The cutting stock problem (CSP) is the common problem of minimizing trim loss when cutting stock materials into pieces of required sizes to meet customer demand. It has been considered in a wide range of industrial applications, including paper, metal, and glass manufacturing. The CSP is an integer linear programming problem that can be formulated as follows:

\min \sum_{j = 1}^{n} g_{j} x_{j},

(1)

s . t . \sum_{j = 1}^{n} a_{i j} x_{j} \geq d_{i}, i \in \{1, 2, \dots, m\}, x_{j} \in Z^{+} .

(2)

The i-th item has a demand d_i (i

\in

{1, 2, …, m}) given by the customer. Items are produced to meet demand by cutting stock materials in predefined cutting patterns. The j-th cutting pattern is defined by the vector a_j = [a_1j, a_2j,…, a_ij] (j

\in

{1, 2, …, n}), where a_ij indicates the number of i-th items produced when a stock material is cut by the j-th pattern; g_j is the trim loss of the j-th pattern. The objective of the problem is to determine the number of stock materials to be cut by the j-th pattern, which is denoted as x_j, to meet the demand while minimizing total trim loss [1,2,3].

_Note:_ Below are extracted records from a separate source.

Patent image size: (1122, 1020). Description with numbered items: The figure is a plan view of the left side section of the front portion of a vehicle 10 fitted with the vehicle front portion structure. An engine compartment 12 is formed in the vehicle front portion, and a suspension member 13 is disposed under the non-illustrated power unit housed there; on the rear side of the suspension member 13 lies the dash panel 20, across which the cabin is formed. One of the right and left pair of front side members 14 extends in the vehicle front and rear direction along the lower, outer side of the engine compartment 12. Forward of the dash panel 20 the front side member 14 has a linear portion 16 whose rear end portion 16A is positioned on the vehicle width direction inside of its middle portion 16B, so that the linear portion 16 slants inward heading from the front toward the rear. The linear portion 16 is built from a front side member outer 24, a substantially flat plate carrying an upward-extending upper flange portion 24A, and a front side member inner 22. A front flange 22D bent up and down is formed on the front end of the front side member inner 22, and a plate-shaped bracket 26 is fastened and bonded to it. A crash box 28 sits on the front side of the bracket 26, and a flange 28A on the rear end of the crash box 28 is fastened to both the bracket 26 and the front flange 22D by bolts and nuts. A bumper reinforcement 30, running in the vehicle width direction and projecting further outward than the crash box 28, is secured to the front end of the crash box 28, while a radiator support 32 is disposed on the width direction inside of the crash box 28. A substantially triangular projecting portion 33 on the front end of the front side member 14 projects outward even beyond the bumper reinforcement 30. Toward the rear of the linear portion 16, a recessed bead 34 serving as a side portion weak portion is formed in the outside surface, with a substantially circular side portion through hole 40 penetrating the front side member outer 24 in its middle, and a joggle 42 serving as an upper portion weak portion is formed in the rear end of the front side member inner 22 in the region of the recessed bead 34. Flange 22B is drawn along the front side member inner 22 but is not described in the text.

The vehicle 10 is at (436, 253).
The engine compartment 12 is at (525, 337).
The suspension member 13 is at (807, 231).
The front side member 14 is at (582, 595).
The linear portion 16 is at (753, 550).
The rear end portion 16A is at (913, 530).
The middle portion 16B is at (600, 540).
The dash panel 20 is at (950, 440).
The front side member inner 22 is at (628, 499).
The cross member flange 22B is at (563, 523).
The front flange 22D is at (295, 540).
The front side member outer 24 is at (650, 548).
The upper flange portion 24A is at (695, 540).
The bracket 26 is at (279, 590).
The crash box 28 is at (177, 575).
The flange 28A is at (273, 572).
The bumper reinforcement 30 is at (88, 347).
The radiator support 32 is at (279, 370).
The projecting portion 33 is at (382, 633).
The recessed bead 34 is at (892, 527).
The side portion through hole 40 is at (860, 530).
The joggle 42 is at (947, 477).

In production scheduling for chemical industries, the inventory level directly affects production costs. For the stochastic CSP (SCSP), the demand is a random variable that is unknown prior to production [4,5]. Due to the presence of random event factors, the SCSP can be considered as a complex inventory-level scheduling problem. A performant algorithm for solving such a problem may minimize costs such as waste, inventory, and back-order costs, which are critical for companies. However, in traditional deterministic mathematical methods such as integer programming, calculation time increases rapidly as the amount of data increases, and random variables make such problems difficult to solve [6]. Reinforcement learning (RL) is a novel method for rapidly providing an optimal scheduling solution when handling non-deterministic problems. However, RL is doubtful when dealing with constrained problems.

Only one previous study applied RL methods to solve the CSP. Pitombeira-Neto and Murta [7] presented a model-free off-policy approximate policy iteration algorithm for solving the SCSP example. Their algorithm approximated the action-value function using two basis functions, namely, the polynomial and Fourier basis function. Their results showed the scheduling performance of RL and ensured that actions did not violate the constraints. However, for each of the two basis functions, a set of parameter matrices of unknown sizes must be tuned prior to training. Excessive mathematizations, exhaustive random iterations, and requirements for prior knowledge led to both huge training and calculation times, making this model impractical for industrial application. Some studies have solved the knapsack problem, which is a common optimization problem similar to the CSP, using RL approaches. Gu et al. proposed a RL algorithm with a pointer network to solve the single-knapsack problem [8]. Sur et al. solved the multiple-knapsack problem using a RL agent trained by the A3C algorithm [9].

The goal of this study was to adopt Advantage Actor-Critic (A2C) for continuous action space to solve the SCSP example considered in [7] for easier and more reproducible implementation in industries. In this example, seven items are produced by cutting raw materials with fixed amounts and sizes according to 15 cutting patterns. The goal is to determine the number of times to apply each pattern to satisfy the constraints and simultaneously minimize the sum of the trim loss, back-order cost, and inventory cost. There is a hyperparameter called the discount factor (γ) that significantly affects the training of a RL agent, which has a value between zero and one. The discount factor determines the extent to which future rewards should be considered. The closer it is to zero, the fewer time steps of future rewards are considered. Therefore, to achieve an effective balance between the two goals of avoiding violating the constraints and minimizing cost, we proposed a two-stage discount factor algorithm for training a RL model. Experimental results demonstrate that our proposed two-stage discount factor algorithm can accelerate model training significantly. Our model learns the SCSP and constraints accurately to provide actions continuously that satisfy the constraints and minimize cost.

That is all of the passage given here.